Concern also impacts other companies
Intel shares fell nearly 9% after Reuters reported that Chief Executive Pat Gelsinger and top executives are expected to unveil a plan to cut costs and revamp investments.
Concerns about slow returns on big investments in AI have dogged Wall Street’s most valuable companies in recent weeks, with shares of Microsoft Corp. and Alphabet Inc. trading lower after reporting second-quarter results in July.
“Some recent research has questioned whether AI revenues alone will ultimately justify this surge in AI investment.
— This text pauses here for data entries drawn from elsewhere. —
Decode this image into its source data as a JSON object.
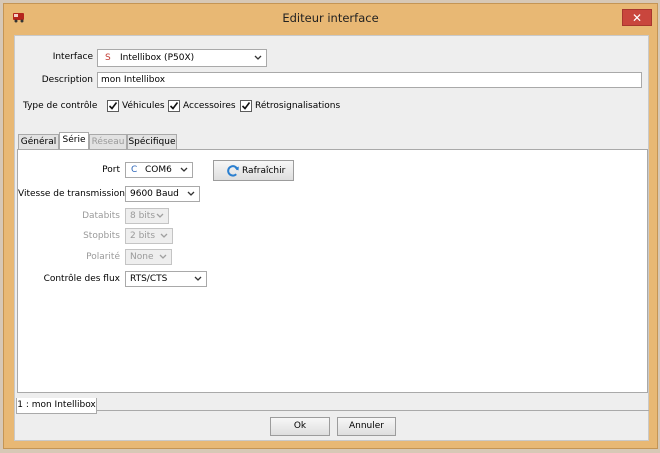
{
  "window": {
    "title": "Editeur interface",
    "close_glyph": "✕"
  },
  "interface": {
    "label": "Interface",
    "icon_letter": "S",
    "value": "Intellibox (P50X)"
  },
  "description": {
    "label": "Description",
    "value": "mon Intellibox"
  },
  "control_type": {
    "label": "Type de contrôle",
    "items": [
      {
        "label": "Véhicules",
        "checked": true
      },
      {
        "label": "Accessoires",
        "checked": true
      },
      {
        "label": "Rétrosignalisations",
        "checked": true
      }
    ]
  },
  "tabs": [
    {
      "label": "Général",
      "active": false,
      "enabled": true
    },
    {
      "label": "Série",
      "active": true,
      "enabled": true
    },
    {
      "label": "Réseau",
      "active": false,
      "enabled": false
    },
    {
      "label": "Spécifique",
      "active": false,
      "enabled": true
    }
  ],
  "serial": {
    "port": {
      "label": "Port",
      "icon_letter": "C",
      "value": "COM6"
    },
    "refresh_button": "Rafraîchir",
    "baud": {
      "label": "Vitesse de transmission",
      "value": "9600 Baud"
    },
    "databits": {
      "label": "Databits",
      "value": "8 bits"
    },
    "stopbits": {
      "label": "Stopbits",
      "value": "2 bits"
    },
    "parity": {
      "label": "Polarité",
      "value": "None"
    },
    "flow": {
      "label": "Contrôle des flux",
      "value": "RTS/CTS"
    }
  },
  "bottom_tab": {
    "label": "1 : mon Intellibox"
  },
  "buttons": {
    "ok": "Ok",
    "cancel": "Annuler"
  },
  "colors": {
    "frame": "#e8b874",
    "close": "#c9463d",
    "refresh_icon": "#2a7fd0"
  }
}
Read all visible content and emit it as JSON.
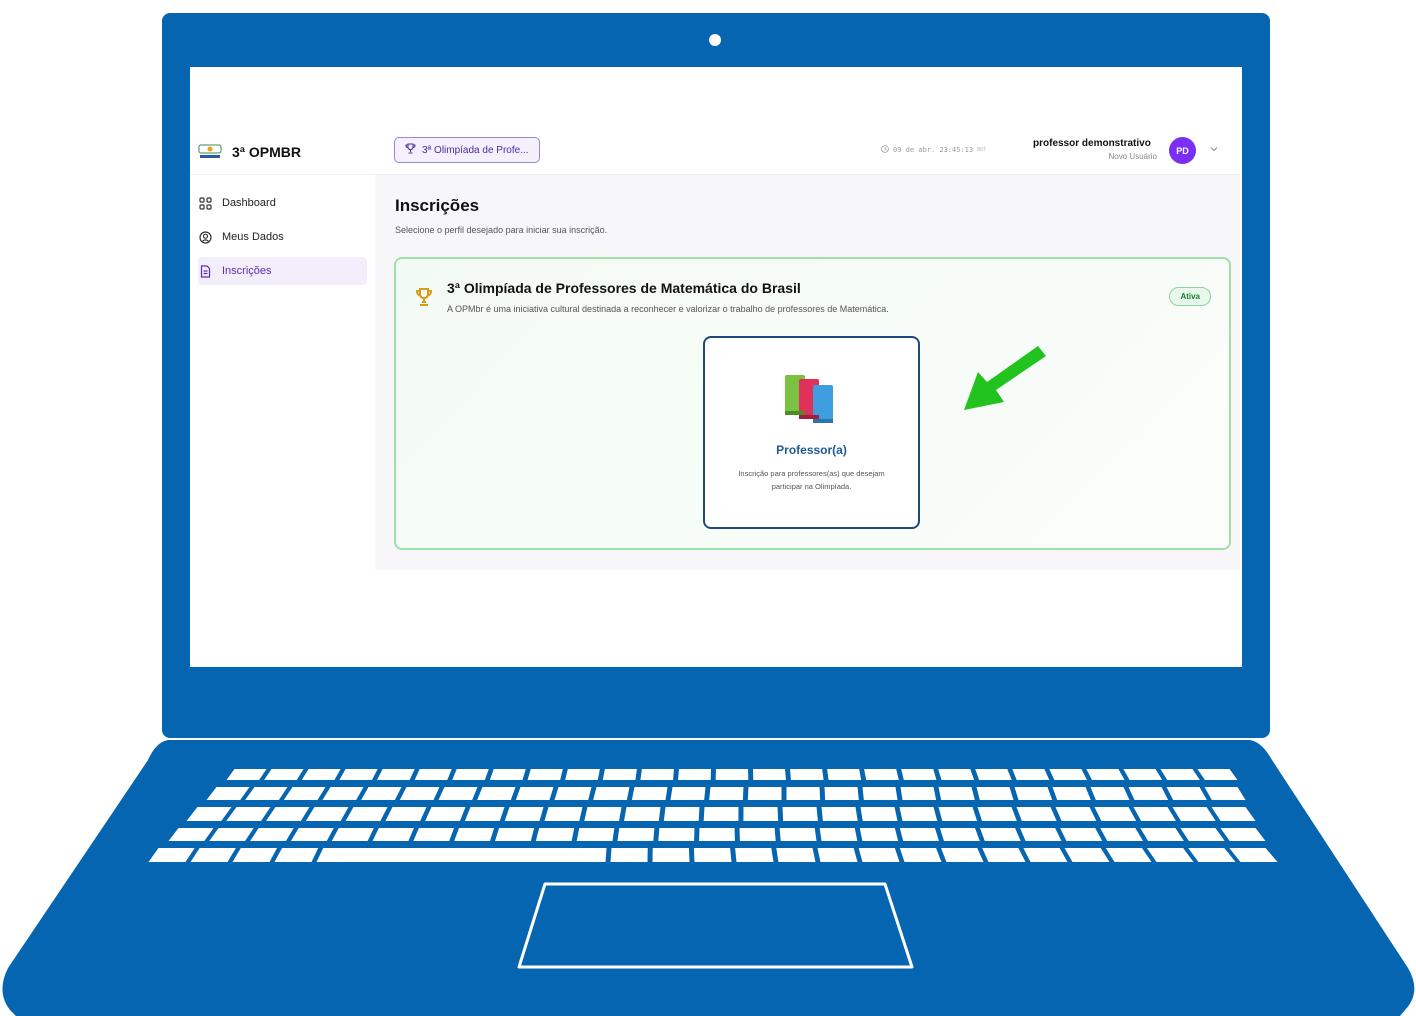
{
  "colors": {
    "laptop_body": "#0565b0",
    "arrow": "#22c21f",
    "accent": "#7a2ff2",
    "active_badge": "#1f7a33"
  },
  "brand": {
    "title": "3ª OPMBR",
    "logo_icon": "opmbr-logo"
  },
  "sidebar": {
    "items": [
      {
        "label": "Dashboard",
        "icon": "grid-icon",
        "active": false
      },
      {
        "label": "Meus Dados",
        "icon": "user-circle-icon",
        "active": false
      },
      {
        "label": "Inscrições",
        "icon": "document-icon",
        "active": true
      }
    ]
  },
  "topbar": {
    "event_selector": "3ª Olimpíada de Profe...",
    "datetime": "09 de abr. 23:45:13",
    "timezone": "BRT",
    "user_name": "professor demonstrativo",
    "user_role": "Novo Usuário",
    "avatar_initials": "PD"
  },
  "page": {
    "title": "Inscrições",
    "subtitle": "Selecione o perfil desejado para iniciar sua inscrição."
  },
  "event": {
    "title": "3ª Olimpíada de Professores de Matemática do Brasil",
    "description": "A OPMbr é uma iniciativa cultural destinada a reconhecer e valorizar o trabalho de professores de Matemática.",
    "status": "Ativa",
    "profile_card": {
      "title": "Professor(a)",
      "description": "Inscrição para professores(as) que desejam participar na Olimpíada.",
      "icon": "books-icon"
    }
  }
}
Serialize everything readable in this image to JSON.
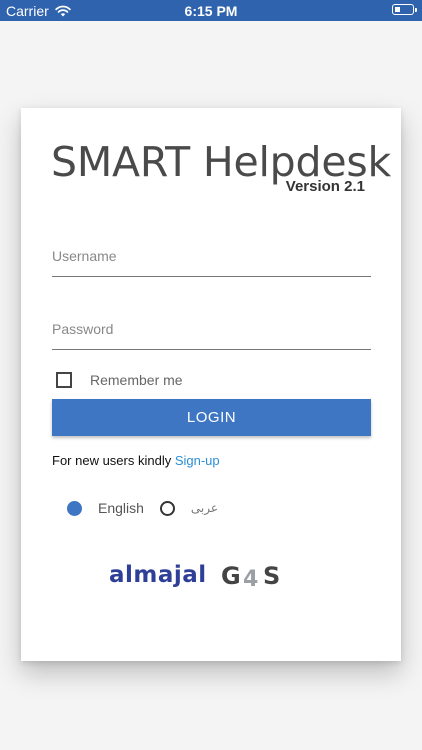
{
  "status_bar": {
    "carrier": "Carrier",
    "time": "6:15 PM"
  },
  "app": {
    "title": "SMART Helpdesk",
    "version": "Version 2.1"
  },
  "form": {
    "username_placeholder": "Username",
    "password_placeholder": "Password",
    "remember_label": "Remember me",
    "login_label": "LOGIN",
    "signup_prefix": "For new users kindly ",
    "signup_link": "Sign-up"
  },
  "language": {
    "options": [
      "English",
      "عربى"
    ],
    "selected": "English"
  },
  "logos": {
    "almajal": "almajal",
    "g4s": "G4S"
  },
  "colors": {
    "status_bar": "#2f63ad",
    "primary": "#3e76c3",
    "link": "#2a8fd6"
  }
}
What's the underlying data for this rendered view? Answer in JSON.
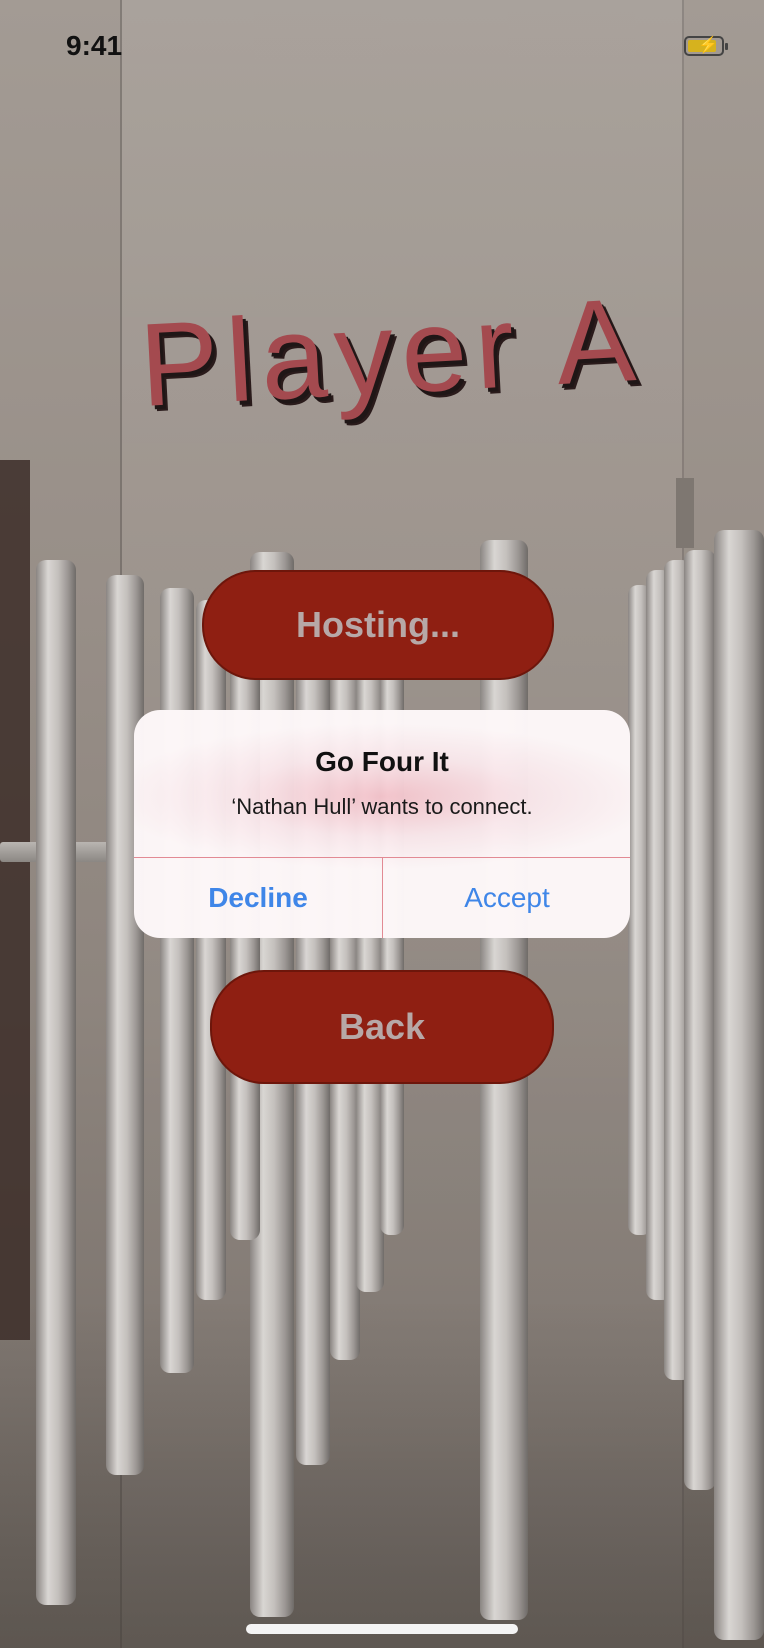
{
  "status_bar": {
    "time": "9:41",
    "battery_icon": "battery-charging-icon"
  },
  "scene": {
    "title": "Player A",
    "title_color": "#a44a4f"
  },
  "buttons": {
    "hosting_label": "Hosting...",
    "back_label": "Back",
    "button_color": "#8f1f12"
  },
  "alert": {
    "title": "Go Four It",
    "message": "‘Nathan Hull’ wants to connect.",
    "decline_label": "Decline",
    "accept_label": "Accept",
    "action_color": "#3f86e8"
  }
}
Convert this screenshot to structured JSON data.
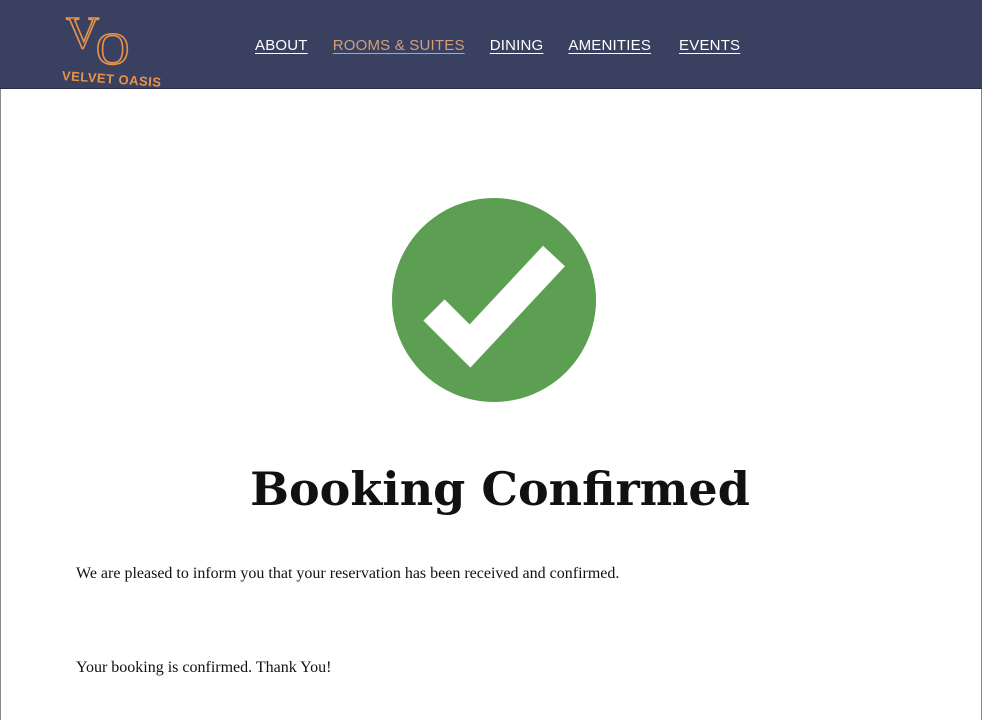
{
  "header": {
    "logo": {
      "monogram": "VO",
      "name": "VELVET OASIS"
    },
    "nav": [
      {
        "label": "ABOUT"
      },
      {
        "label": "ROOMS & SUITES",
        "active": true
      },
      {
        "label": "DINING"
      },
      {
        "label": "AMENITIES"
      },
      {
        "label": "EVENTS"
      }
    ]
  },
  "colors": {
    "header_bg": "#3a4160",
    "accent": "#e8924a",
    "nav_active": "#d1a07a",
    "success": "#5c9e52"
  },
  "confirmation": {
    "icon": "checkmark-circle-icon",
    "title": "Booking Confirmed",
    "message": "We are pleased to inform you that your reservation has been received and confirmed.",
    "note": "Your booking is confirmed. Thank You!"
  }
}
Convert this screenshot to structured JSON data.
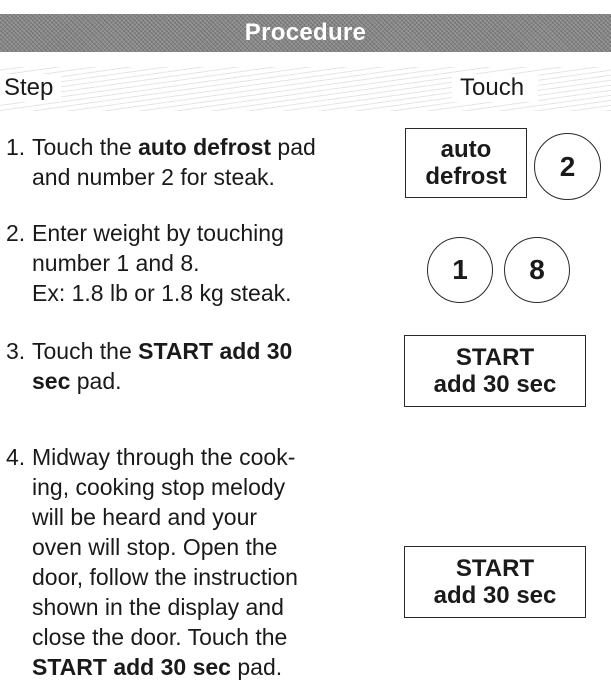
{
  "header": {
    "title": "Procedure",
    "step_label": "Step",
    "touch_label": "Touch"
  },
  "steps": [
    {
      "number": "1.",
      "lines": [
        {
          "pre": "Touch the ",
          "bold": "auto defrost",
          "post": " pad"
        },
        {
          "text": "and number 2 for steak."
        }
      ],
      "touch": {
        "pad_line1": "auto",
        "pad_line2": "defrost",
        "circle": "2"
      }
    },
    {
      "number": "2.",
      "lines": [
        {
          "text": "Enter weight by touching"
        },
        {
          "text": "number 1 and 8."
        },
        {
          "text": "Ex: 1.8 lb or 1.8 kg steak."
        }
      ],
      "touch": {
        "circle1": "1",
        "circle2": "8"
      }
    },
    {
      "number": "3.",
      "lines": [
        {
          "pre": "Touch the ",
          "bold": "START add 30",
          "post": ""
        },
        {
          "bold": "sec",
          "post": " pad."
        }
      ],
      "touch": {
        "pad_line1": "START",
        "pad_line2": "add 30 sec"
      }
    },
    {
      "number": "4.",
      "lines": [
        {
          "text": "Midway through the cook-"
        },
        {
          "text": "ing, cooking stop melody"
        },
        {
          "text": "will be heard and your"
        },
        {
          "text": "oven will stop. Open the"
        },
        {
          "text": "door,  follow the instruction"
        },
        {
          "text": "shown in the display and"
        },
        {
          "text": "close the door. Touch the"
        },
        {
          "bold": "START add 30 sec",
          "post": " pad."
        }
      ],
      "touch": {
        "pad_line1": "START",
        "pad_line2": "add 30 sec"
      }
    }
  ]
}
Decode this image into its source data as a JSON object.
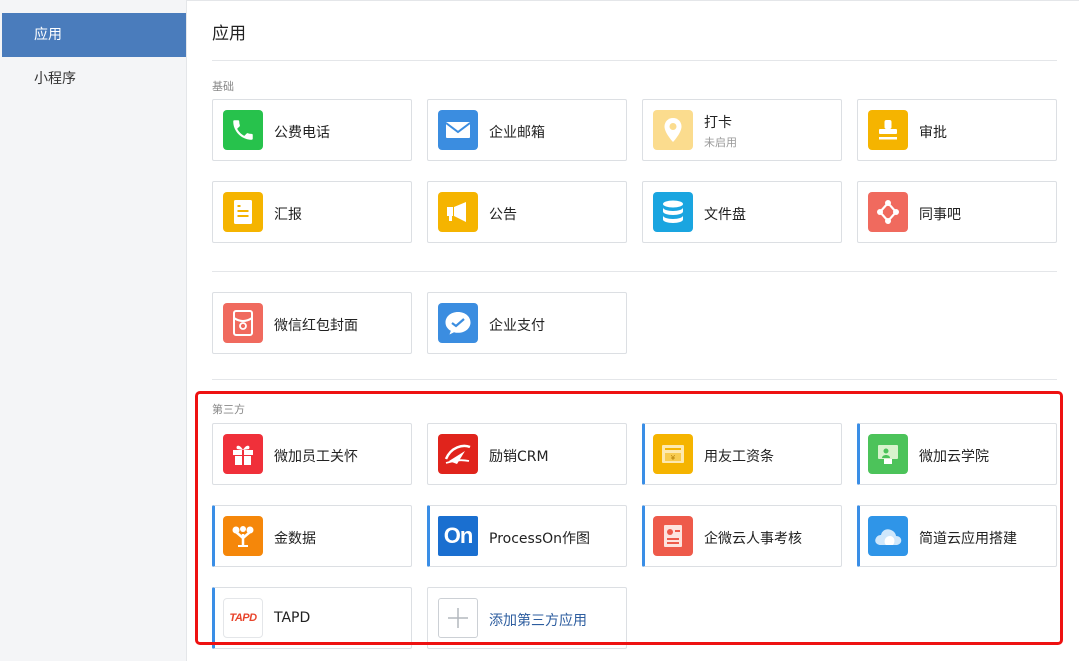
{
  "sidebar": {
    "items": [
      {
        "label": "应用"
      },
      {
        "label": "小程序"
      }
    ]
  },
  "page": {
    "title": "应用"
  },
  "sections": {
    "basic": {
      "label": "基础",
      "apps": [
        {
          "name": "公费电话",
          "icon": "phone-icon",
          "color": "#27c24c"
        },
        {
          "name": "企业邮箱",
          "icon": "mail-icon",
          "color": "#3b8de0"
        },
        {
          "name": "打卡",
          "status": "未启用",
          "icon": "location-pin-icon",
          "color": "#fbdc8e"
        },
        {
          "name": "审批",
          "icon": "stamp-icon",
          "color": "#f5b400"
        },
        {
          "name": "汇报",
          "icon": "report-icon",
          "color": "#f5b400"
        },
        {
          "name": "公告",
          "icon": "megaphone-icon",
          "color": "#f5b400"
        },
        {
          "name": "文件盘",
          "icon": "database-icon",
          "color": "#1aa5e0"
        },
        {
          "name": "同事吧",
          "icon": "share-icon",
          "color": "#f06a5e"
        }
      ]
    },
    "extra": {
      "apps": [
        {
          "name": "微信红包封面",
          "icon": "red-envelope-icon",
          "color": "#f06a5e"
        },
        {
          "name": "企业支付",
          "icon": "pay-icon",
          "color": "#3b8de0"
        }
      ]
    },
    "third_party": {
      "label": "第三方",
      "apps": [
        {
          "name": "微加员工关怀",
          "icon": "gift-icon",
          "color": "#f0303a"
        },
        {
          "name": "励销CRM",
          "icon": "crm-icon",
          "color": "#e0241c"
        },
        {
          "name": "用友工资条",
          "icon": "payslip-icon",
          "color": "#f5b400"
        },
        {
          "name": "微加云学院",
          "icon": "classroom-icon",
          "color": "#4cc35a"
        },
        {
          "name": "金数据",
          "icon": "tree-icon",
          "color": "#f5870a"
        },
        {
          "name": "ProcessOn作图",
          "icon": "processon-icon",
          "color": "#1a6fd0"
        },
        {
          "name": "企微云人事考核",
          "icon": "resume-icon",
          "color": "#ee5a4a"
        },
        {
          "name": "简道云应用搭建",
          "icon": "cloud-icon",
          "color": "#2f95e8"
        },
        {
          "name": "TAPD",
          "icon": "tapd-icon",
          "color": "#ffffff"
        }
      ],
      "add_label": "添加第三方应用",
      "add_icon": "plus-icon"
    }
  },
  "icon_text": {
    "processon": "On",
    "tapd": "TAPD"
  }
}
When evaluating AI investment by individual companies, investors should consider whether they are making the best use of their resources,” BlackRock strategists wrote in a note Tuesday.
Nvidia’s drop is record
At the end of July, Nvidia’s market value was nearly three times higher than it was at the end of 2023. Recent losses in the stock’s value have reduced its year-to-date gain to 118%.
Nvidia’s record loss yesterday dwarfed the $232 billion writedown suffered by Meta on Feb. 3, 2022, when the social media company issued a dismal performance forecast, according to Lseg data.
Following Nvidia’s quarterly report last week, analysts’ average estimate for annual net income through January 2025 rose to $70.35 billion from about $68 billion before the numbers were released.
That increase in estimates, combined with Nvidia’s share price losses, leaves the chipmaker now trading at 34 times expected earnings, down from more than 40 times earnings in June and in line with its two-year average.